На кухне с грохотом упала кастрюля. Это Сноб взгромоздился на стол и пожирал остывшие котлеты.

Вечером она старательно обходила мужа, не приближаясь к нему ближе, чем на метр. Муж на кухню – Лера с кухни, муж в комнату – Лера прочь. С ужасом думала, что он может подойти, поцеловать, и тогда она просто умрёт. Разговаривала громко и фальшиво весело. В глаза старалась не смотреть.

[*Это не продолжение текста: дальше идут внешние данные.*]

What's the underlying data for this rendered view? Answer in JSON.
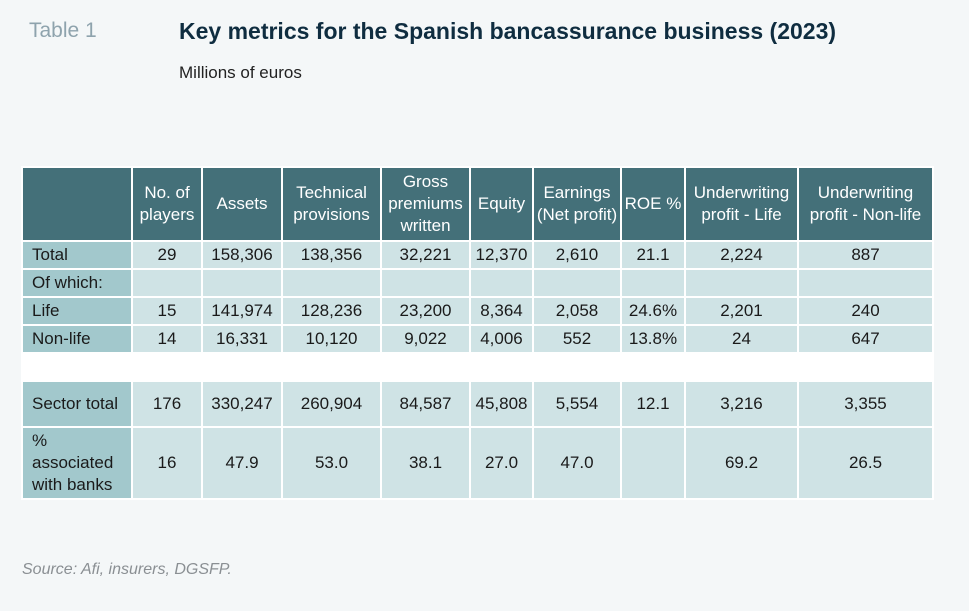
{
  "header": {
    "table_label": "Table 1",
    "title": "Key metrics for the Spanish bancassurance business (2023)",
    "subtitle": "Millions of euros"
  },
  "table": {
    "columns": [
      "",
      "No. of players",
      "Assets",
      "Technical provisions",
      "Gross premiums written",
      "Equity",
      "Earnings (Net profit)",
      "ROE %",
      "Underwriting profit - Life",
      "Underwriting profit - Non-life"
    ],
    "rows": [
      {
        "label": "Total",
        "values": [
          "29",
          "158,306",
          "138,356",
          "32,221",
          "12,370",
          "2,610",
          "21.1",
          "2,224",
          "887"
        ]
      },
      {
        "label": "Of which:",
        "values": [
          "",
          "",
          "",
          "",
          "",
          "",
          "",
          "",
          ""
        ]
      },
      {
        "label": "Life",
        "values": [
          "15",
          "141,974",
          "128,236",
          "23,200",
          "8,364",
          "2,058",
          "24.6%",
          "2,201",
          "240"
        ]
      },
      {
        "label": "Non-life",
        "values": [
          "14",
          "16,331",
          "10,120",
          "9,022",
          "4,006",
          "552",
          "13.8%",
          "24",
          "647"
        ]
      },
      {
        "label": "Sector total",
        "values": [
          "176",
          "330,247",
          "260,904",
          "84,587",
          "45,808",
          "5,554",
          "12.1",
          "3,216",
          "3,355"
        ]
      },
      {
        "label": "% associated with banks",
        "values": [
          "16",
          "47.9",
          "53.0",
          "38.1",
          "27.0",
          "47.0",
          "",
          "69.2",
          "26.5"
        ]
      }
    ]
  },
  "footer": {
    "source": "Source: Afi, insurers, DGSFP."
  }
}
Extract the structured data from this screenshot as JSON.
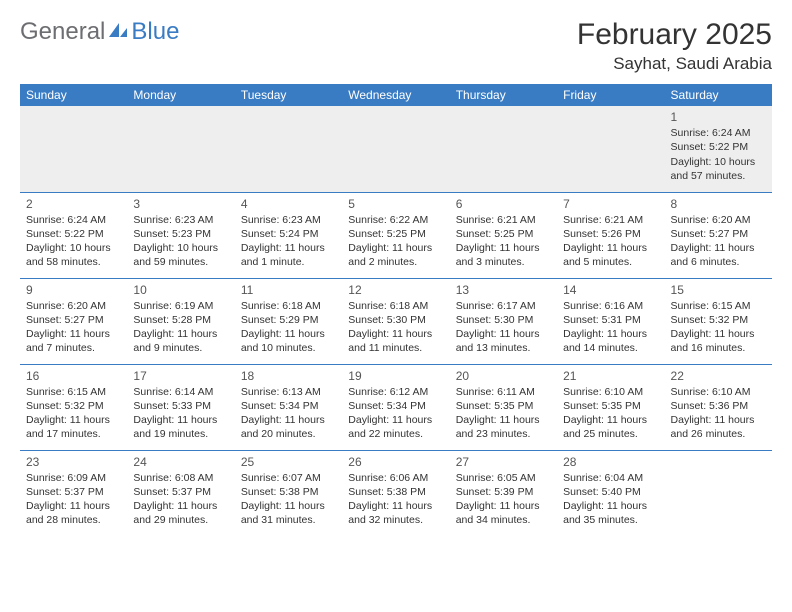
{
  "logo": {
    "text1": "General",
    "text2": "Blue"
  },
  "title": "February 2025",
  "location": "Sayhat, Saudi Arabia",
  "colors": {
    "brand_blue": "#3a7cc4",
    "logo_gray": "#6d6e71",
    "week1_bg": "#eeeeee",
    "text": "#333333"
  },
  "day_headers": [
    "Sunday",
    "Monday",
    "Tuesday",
    "Wednesday",
    "Thursday",
    "Friday",
    "Saturday"
  ],
  "weeks": [
    [
      null,
      null,
      null,
      null,
      null,
      null,
      {
        "n": "1",
        "sunrise": "Sunrise: 6:24 AM",
        "sunset": "Sunset: 5:22 PM",
        "daylight1": "Daylight: 10 hours",
        "daylight2": "and 57 minutes."
      }
    ],
    [
      {
        "n": "2",
        "sunrise": "Sunrise: 6:24 AM",
        "sunset": "Sunset: 5:22 PM",
        "daylight1": "Daylight: 10 hours",
        "daylight2": "and 58 minutes."
      },
      {
        "n": "3",
        "sunrise": "Sunrise: 6:23 AM",
        "sunset": "Sunset: 5:23 PM",
        "daylight1": "Daylight: 10 hours",
        "daylight2": "and 59 minutes."
      },
      {
        "n": "4",
        "sunrise": "Sunrise: 6:23 AM",
        "sunset": "Sunset: 5:24 PM",
        "daylight1": "Daylight: 11 hours",
        "daylight2": "and 1 minute."
      },
      {
        "n": "5",
        "sunrise": "Sunrise: 6:22 AM",
        "sunset": "Sunset: 5:25 PM",
        "daylight1": "Daylight: 11 hours",
        "daylight2": "and 2 minutes."
      },
      {
        "n": "6",
        "sunrise": "Sunrise: 6:21 AM",
        "sunset": "Sunset: 5:25 PM",
        "daylight1": "Daylight: 11 hours",
        "daylight2": "and 3 minutes."
      },
      {
        "n": "7",
        "sunrise": "Sunrise: 6:21 AM",
        "sunset": "Sunset: 5:26 PM",
        "daylight1": "Daylight: 11 hours",
        "daylight2": "and 5 minutes."
      },
      {
        "n": "8",
        "sunrise": "Sunrise: 6:20 AM",
        "sunset": "Sunset: 5:27 PM",
        "daylight1": "Daylight: 11 hours",
        "daylight2": "and 6 minutes."
      }
    ],
    [
      {
        "n": "9",
        "sunrise": "Sunrise: 6:20 AM",
        "sunset": "Sunset: 5:27 PM",
        "daylight1": "Daylight: 11 hours",
        "daylight2": "and 7 minutes."
      },
      {
        "n": "10",
        "sunrise": "Sunrise: 6:19 AM",
        "sunset": "Sunset: 5:28 PM",
        "daylight1": "Daylight: 11 hours",
        "daylight2": "and 9 minutes."
      },
      {
        "n": "11",
        "sunrise": "Sunrise: 6:18 AM",
        "sunset": "Sunset: 5:29 PM",
        "daylight1": "Daylight: 11 hours",
        "daylight2": "and 10 minutes."
      },
      {
        "n": "12",
        "sunrise": "Sunrise: 6:18 AM",
        "sunset": "Sunset: 5:30 PM",
        "daylight1": "Daylight: 11 hours",
        "daylight2": "and 11 minutes."
      },
      {
        "n": "13",
        "sunrise": "Sunrise: 6:17 AM",
        "sunset": "Sunset: 5:30 PM",
        "daylight1": "Daylight: 11 hours",
        "daylight2": "and 13 minutes."
      },
      {
        "n": "14",
        "sunrise": "Sunrise: 6:16 AM",
        "sunset": "Sunset: 5:31 PM",
        "daylight1": "Daylight: 11 hours",
        "daylight2": "and 14 minutes."
      },
      {
        "n": "15",
        "sunrise": "Sunrise: 6:15 AM",
        "sunset": "Sunset: 5:32 PM",
        "daylight1": "Daylight: 11 hours",
        "daylight2": "and 16 minutes."
      }
    ],
    [
      {
        "n": "16",
        "sunrise": "Sunrise: 6:15 AM",
        "sunset": "Sunset: 5:32 PM",
        "daylight1": "Daylight: 11 hours",
        "daylight2": "and 17 minutes."
      },
      {
        "n": "17",
        "sunrise": "Sunrise: 6:14 AM",
        "sunset": "Sunset: 5:33 PM",
        "daylight1": "Daylight: 11 hours",
        "daylight2": "and 19 minutes."
      },
      {
        "n": "18",
        "sunrise": "Sunrise: 6:13 AM",
        "sunset": "Sunset: 5:34 PM",
        "daylight1": "Daylight: 11 hours",
        "daylight2": "and 20 minutes."
      },
      {
        "n": "19",
        "sunrise": "Sunrise: 6:12 AM",
        "sunset": "Sunset: 5:34 PM",
        "daylight1": "Daylight: 11 hours",
        "daylight2": "and 22 minutes."
      },
      {
        "n": "20",
        "sunrise": "Sunrise: 6:11 AM",
        "sunset": "Sunset: 5:35 PM",
        "daylight1": "Daylight: 11 hours",
        "daylight2": "and 23 minutes."
      },
      {
        "n": "21",
        "sunrise": "Sunrise: 6:10 AM",
        "sunset": "Sunset: 5:35 PM",
        "daylight1": "Daylight: 11 hours",
        "daylight2": "and 25 minutes."
      },
      {
        "n": "22",
        "sunrise": "Sunrise: 6:10 AM",
        "sunset": "Sunset: 5:36 PM",
        "daylight1": "Daylight: 11 hours",
        "daylight2": "and 26 minutes."
      }
    ],
    [
      {
        "n": "23",
        "sunrise": "Sunrise: 6:09 AM",
        "sunset": "Sunset: 5:37 PM",
        "daylight1": "Daylight: 11 hours",
        "daylight2": "and 28 minutes."
      },
      {
        "n": "24",
        "sunrise": "Sunrise: 6:08 AM",
        "sunset": "Sunset: 5:37 PM",
        "daylight1": "Daylight: 11 hours",
        "daylight2": "and 29 minutes."
      },
      {
        "n": "25",
        "sunrise": "Sunrise: 6:07 AM",
        "sunset": "Sunset: 5:38 PM",
        "daylight1": "Daylight: 11 hours",
        "daylight2": "and 31 minutes."
      },
      {
        "n": "26",
        "sunrise": "Sunrise: 6:06 AM",
        "sunset": "Sunset: 5:38 PM",
        "daylight1": "Daylight: 11 hours",
        "daylight2": "and 32 minutes."
      },
      {
        "n": "27",
        "sunrise": "Sunrise: 6:05 AM",
        "sunset": "Sunset: 5:39 PM",
        "daylight1": "Daylight: 11 hours",
        "daylight2": "and 34 minutes."
      },
      {
        "n": "28",
        "sunrise": "Sunrise: 6:04 AM",
        "sunset": "Sunset: 5:40 PM",
        "daylight1": "Daylight: 11 hours",
        "daylight2": "and 35 minutes."
      },
      null
    ]
  ]
}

Переоделась и облилась духами, чтобы не услышал запах чужого одеколона.
Что-то закрылось в Лериной душе на замочек, наверное, совесть: стыда не чувствовала. С ней происходило странное: было весело и страшно, и – а, плевать!
На всякий случай стёрла Димин номер в телефоне – всё равно знала на память. Теперь они почти не говорили при встречах. Забивались в какую-то глушь и остервенело целовались, если Данила не смотрел в их сторону.
- Ты придёшь ко мне ещё?
- Нет.
- Почему?
- Если я приду, то просто возьму тебя, и всё. На кухонном столе, на полу или на веранде. Потому что я безумно тебя хочу. Потом будешь плакать, жалеть, получится, что я тебя обидел. Лучше ты ко мне приходи!
И смеялся, показывая белые зубы.
- А куда мне внука девать?!
- Оставь дочери.
- Она учится!
- В субботу приди.
- А что я скажу моим?
- Ладно, я шучу.
Данила очень выручал Леру своим присутствием. Она утешалась, что целоваться с Димой - ещё полбеды, но вся беда была в том, что Лера перестала видеть в нём личность. Идейный враг оказался здоровым, красивым самцом, очень привлекательным физически.
Койка неотвратимо приближалась. Этого хотелось, об этом мечталось перед сном и, особенно, спросонья, и этого было категорически нельзя – как потом жить?
Иногда по старой привычке ругались из-за мировоззрений.
- Так бы и врезала тебе!
- Терпи. Мне вот хочется тебя затрахать до смерти, и ничего, держусь ведь?
Лера прекрасно понимала, что влюбилась, что не сможет по своей воле бросить Диму, поэтому начала молиться. «Господи! – просила она. – Пусть он себе кого-нибудь найдёт, а?» Завела привычку, проходя мимо церкви, ставить свечку, чтобы Дима устроил свою личную жизнь без неё.
Ничего не помогало. Видимо, у Господа Бога были на этот счёт другие планы.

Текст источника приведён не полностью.